The Teahouse (www.vancouverdine.com/teahouse/) at Ferguson Point in Stanley Park has classy decor and impressive views of the bay. You can drive up to the restaurant, but you can also park farther out and walk in. It is a fairly easy and scenic 30-minute walk from the West End entrance.
Best hidden find
Lift Bar and Grill (liftbarandgrill.com), right on the water, is the perfect spot to chill out at with amazing views of the harbour. It has a patio overlooking Stanley Park and Second Narrows Bridge and is especially stunning in the evening with the city lights in the distance.

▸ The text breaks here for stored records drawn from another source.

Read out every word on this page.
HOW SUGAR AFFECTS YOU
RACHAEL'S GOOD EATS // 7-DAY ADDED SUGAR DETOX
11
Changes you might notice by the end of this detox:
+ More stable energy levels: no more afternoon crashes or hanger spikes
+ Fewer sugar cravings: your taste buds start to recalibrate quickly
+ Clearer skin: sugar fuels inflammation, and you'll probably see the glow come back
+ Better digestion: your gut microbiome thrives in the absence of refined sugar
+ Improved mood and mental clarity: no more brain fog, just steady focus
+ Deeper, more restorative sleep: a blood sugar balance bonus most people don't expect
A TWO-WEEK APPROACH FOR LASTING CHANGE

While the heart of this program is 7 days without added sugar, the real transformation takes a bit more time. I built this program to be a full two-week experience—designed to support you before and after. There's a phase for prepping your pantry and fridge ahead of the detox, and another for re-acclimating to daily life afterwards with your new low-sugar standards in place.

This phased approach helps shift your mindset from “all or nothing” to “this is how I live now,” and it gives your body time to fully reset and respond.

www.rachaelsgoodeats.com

Dockside restaurant (docksidevancouver.com) on Granville Island has a patio looking out onto False Creek and the docked yachts.
Worthwhile side trips
Whistler, the location for the 2010 Winter Olympic Games, is an absolute must-visit. Those who do not feel like driving themselves for 120km from Vancouver can book a tour from the city to explore the mountain, village and rushing waterfalls. Skiing or snowboarding at Whistler Blackcomb in winter is world-class. Summer can be spent relaxing at Lost Lake Park or playing golf on a driving range.
Event to bookmark
The Bard on the Beach Shakespeare Festival (bardonthebeach.org) happens every June to September at an outdoor tent-theatre complex at Vanier Park. This world-class event has been running for 27 years and offers four repertory productions this year.
Wear comfortable shoes because there are so many beautiful walks to go on. Bring a jacket with a hood rather than an umbrella for rainy days and your sunglasses for sunny ones.
Wear a smile too. The locals are known to be genuinely friendly, so do not be surprised if a stranger says hi to you on a bus or the street.
There is a large Asian population - more than 30 per cent of the city's population is ethnic Chinese. The quality of Chinese food may be better than in Hong Kong or Taiwan as some of the best chefs and their families migrated to Vancouver from those places in the 1990s.